Я грозно нахмурился.
— Шучу, шучу, солдатик. И не шучу. Тебя нужно клифту сменить. Наряд твой. Очень ты в своей шляпе будешь тут выделяться. И в городе тебя шпики на раз срисуют. Долго пробегал на свободе-то по Москве?
— Недели не прошло, как прибыл.
— Странно, — искренне удивился Пузан. — У легавых глаз наметанный. Войлошников, начальник сыскной полиции, своих-то людишек научил, на чем таких, как ты, гастролеров прихватывать. Приняли бы тебя на улице, свезли на вокзал, да и посадили бы на поезд.
— Бог миловал. И я, повторяю, не гастролер. Просто беспаспортный.
— Ну вот и сиди в Китай-городе как мышка.
… Решить вопрос с моим благоустройством воры поручили Изе. Молодой чернявый парень, еще и двадцати годочков не стукнуло, он терся среди блатных, наметив себе уголовную стезю. Был пока на подхвате, входя в так называемую шпану.[2] Как и его лепший кореш-однолетка, коренной русак Изосим, откликавшийся на Осю и чем-то неуловимо похожий на своего дружка, хоть был шатеном и в плечах покрепче. К нему-то на квартиру и повел меня худой шустрый еврейчик. Осина родня промышляла тем, что держала «заводиловку» для беспаспортных воров и сдавала комнату с шикарным видом и богатыми возможностями.
— Окно прямо на боевой ход Китайгородской стены выходит. Если облава, уйти можно влёгкую, — нахваливал мне фатеру Изя, как заправский квартирный маклер.
— Стреммар в день! — объявил Ося цену за «козырную» комнату, сквозь заплеванные окна которой с трудом угадывался крепостной путь на свободу.

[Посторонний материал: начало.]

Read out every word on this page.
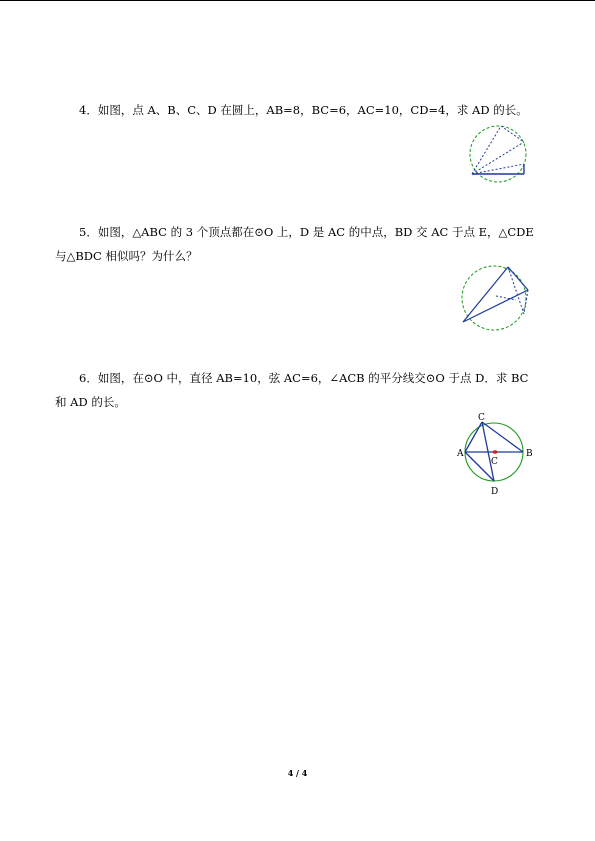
4．如图，点 A、B、C、D 在圆上，AB=8，BC=6，AC=10，CD=4，求 AD 的长。
5．如图，△ABC 的 3 个顶点都在⊙O 上，D 是 AC 的中点，BD 交 AC 于点 E，△CDE
与△BDC 相似吗？为什么？
6．如图，在⊙O 中，直径 AB=10，弦 AC=6，∠ACB 的平分线交⊙O 于点 D．求 BC
和 AD 的长。
C
A	B
C
D
4 / 4
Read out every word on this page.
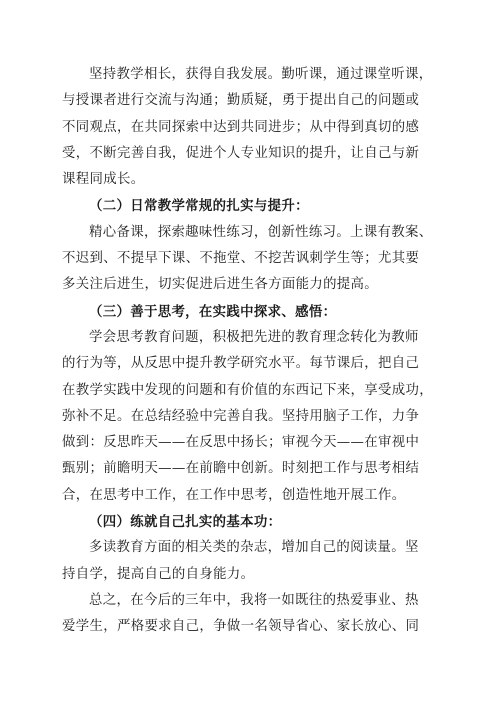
坚持教学相长，获得自我发展。勤听课，通过课堂听课，
与授课者进行交流与沟通；勤质疑，勇于提出自己的问题或
不同观点，在共同探索中达到共同进步；从中得到真切的感
受，不断完善自我，促进个人专业知识的提升，让自己与新
课程同成长。
（二）日常教学常规的扎实与提升：
精心备课，探索趣味性练习，创新性练习。上课有教案、
不迟到、不提早下课、不拖堂、不挖苦讽刺学生等；尤其要
多关注后进生，切实促进后进生各方面能力的提高。
（三）善于思考，在实践中探求、感悟：
学会思考教育问题，积极把先进的教育理念转化为教师
的行为等，从反思中提升教学研究水平。每节课后，把自己
在教学实践中发现的问题和有价值的东西记下来，享受成功，
弥补不足。在总结经验中完善自我。坚持用脑子工作，力争
做到：反思昨天——在反思中扬长；审视今天——在审视中
甄别；前瞻明天——在前瞻中创新。时刻把工作与思考相结
合，在思考中工作，在工作中思考，创造性地开展工作。
（四）练就自己扎实的基本功：
多读教育方面的相关类的杂志，增加自己的阅读量。坚
持自学，提高自己的自身能力。
总之，在今后的三年中，我将一如既往的热爱事业、热
爱学生，严格要求自己，争做一名领导省心、家长放心、同
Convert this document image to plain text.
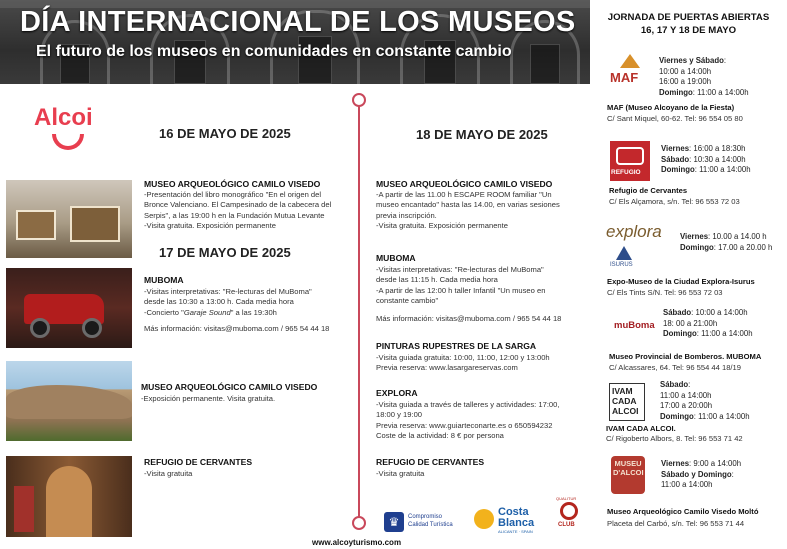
DÍA INTERNACIONAL DE LOS MUSEOS
El futuro de los museos en comunidades en constante cambio
Alcoi
16 DE MAYO DE 2025
MUSEO ARQUEOLÓGICO CAMILO VISEDO
-Presentación del libro monográfico "En el origen del
Bronce Valenciano. El Campesinado de la cabecera del
Serpis", a las 19:00 h en la Fundación Mutua Levante
-Visita gratuita. Exposición permanente
17 DE MAYO DE 2025
MUBOMA
-Visitas interpretativas: "Re-lecturas del MuBoma"
desde las 10:30 a 13:00 h. Cada media hora
-Concierto "Garaje Sound" a las 19:30h
Más información: visitas@muboma.com / 965 54 44 18
MUSEO ARQUEOLÓGICO CAMILO VISEDO
-Exposición permanente. Visita gratuita.
REFUGIO DE CERVANTES
-Visita gratuita
18 DE MAYO DE 2025
MUSEO ARQUEOLÓGICO CAMILO VISEDO
-A partir de las 11.00 h ESCAPE ROOM familiar "Un
museo encantado" hasta las 14.00, en varias sesiones
previa inscripción.
-Visita gratuita. Exposición permanente
MUBOMA
-Visitas interpretativas: "Re-lecturas del MuBoma"
desde las 11:15 h. Cada media hora
-A partir de las 12:00 h taller Infantil "Un museo en
constante cambio"
Más información: visitas@muboma.com / 965 54 44 18
PINTURAS RUPESTRES DE LA SARGA
-Visita guiada gratuita: 10:00, 11:00, 12:00 y 13:00h
Previa reserva: www.lasargareservas.com
EXPLORA
-Visita guiada a través de talleres y actividades: 17:00,
18:00 y 19:00
Previa reserva: www.guiarteconarte.es o 650594232
Coste de la actividad: 8 € por persona
REFUGIO DE CERVANTES
-Visita gratuita
JORNADA DE PUERTAS ABIERTAS
16, 17 Y 18 DE MAYO
MAF
Viernes y Sábado:
10:00 a 14:00h
16:00 a 19:00h
Domingo: 11:00 a 14:00h
MAF (Museo Alcoyano de la Fiesta)
C/ Sant Miquel, 60-62. Tel: 96 554 05 80
REFUGIO
Viernes: 16:00 a 18:30h
Sábado: 10:30 a 14:00h
Domingo: 11:00 a 14:00h
Refugio de Cervantes
C/ Els Alçamora, s/n. Tel: 96 553 72 03
explora
ISURUS
Viernes: 10.00 a 14.00 h
Domingo: 17.00 a 20.00 h
Expo-Museo de la Ciudad Explora-Isurus
C/ Els Tints S/N. Tel: 96 553 72 03
muBoma
Sábado: 10:00 a 14:00h
18: 00 a 21:00h
Domingo: 11:00 a 14:00h
Museo Provincial de Bomberos. MUBOMA
C/ Alcassares, 64. Tel: 96 554 44 18/19
IVAM CADA ALCOI
Sábado:
11:00 a 14:00h
17:00 a 20:00h
Domingo: 11:00 a 14:00h
IVAM CADA ALCOI.
C/ Rigoberto Albors, 8. Tel: 96 553 71 42
MUSEU D'ALCOI
Viernes: 9:00 a 14:00h
Sábado y Domingo:
11:00 a 14:00h
Museo Arqueológico Camilo Visedo Moltó
Placeta del Carbó, s/n. Tel: 96 553 71 44
♛	Compromiso
Calidad Turística
Costa
Blanca
ALICANTE · SPAIN
QUALITUR
CLUB
www.alcoyturismo.com
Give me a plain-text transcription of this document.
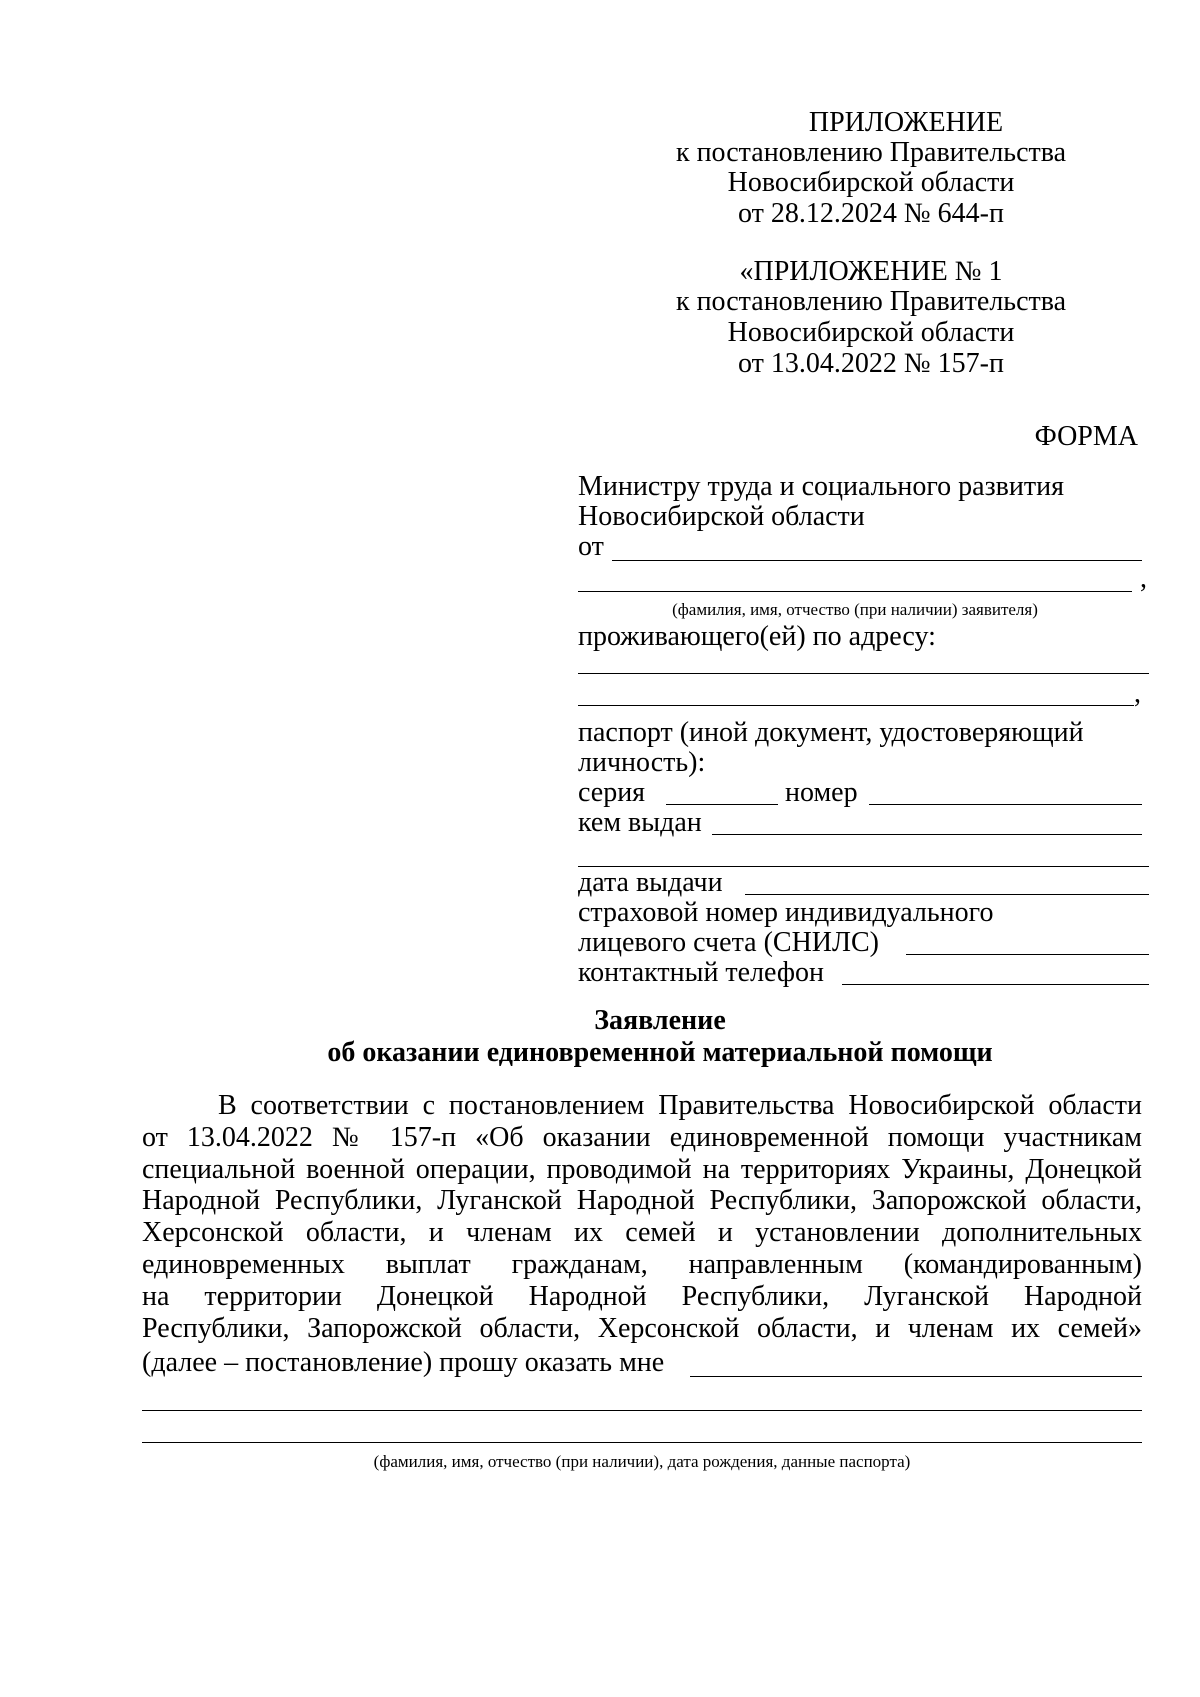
ПРИЛОЖЕНИЕ
к постановлению Правительства
Новосибирской области
от 28.12.2024 № 644-п
«ПРИЛОЖЕНИЕ № 1
к постановлению Правительства
Новосибирской области
от 13.04.2022 № 157-п
ФОРМА
Министру труда и социального развития
Новосибирской области
от
,
(фамилия, имя, отчество (при наличии) заявителя)
проживающего(ей) по адресу:
,
паспорт (иной документ, удостоверяющий
личность):
серия	номер
кем выдан
дата выдачи
страховой номер индивидуального
лицевого счета (СНИЛС)
контактный телефон
Заявление
об оказании единовременной материальной помощи
В соответствии с постановлением Правительства Новосибирской области
от 13.04.2022 № 157-п «Об оказании единовременной помощи участникам
специальной военной операции, проводимой на территориях Украины, Донецкой
Народной Республики, Луганской Народной Республики, Запорожской области,
Херсонской области, и членам их семей и установлении дополнительных
единовременных выплат гражданам, направленным (командированным)
на территории Донецкой Народной Республики, Луганской Народной
Республики, Запорожской области, Херсонской области, и членам их семей»
(далее – постановление) прошу оказать мне
(фамилия, имя, отчество (при наличии), дата рождения, данные паспорта)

(На всякий случай уточню: это не уровень земли, а боевой ход того самого фрагмента Китай-городской стены, которая уцелела до нашего времени. Послереволюционное фото)
Хата как хата, нора в человейнике. Узкий пенал со скрипучей расшатанной койкой. Стол небольшой. Вешалка к стене прибита. Рукомойник деревенского типа. Жить можно. Я и не к такому привык за годы солдатчины. Может, и дорого, но цен я, один черт, не знаю.
— Он по фене не курсает, — извиняющимся тоном пояснил Изя. — Но дядя серьезный. От него сам Пузан маленько струхнул. Он же и поручил нам присмотреть за гостем.
— 30 копеек, — почтительно разъяснил мне Ося. — За эти деньги вам и постирают, и белье поменяют, и в лавку сбегают. Осилите?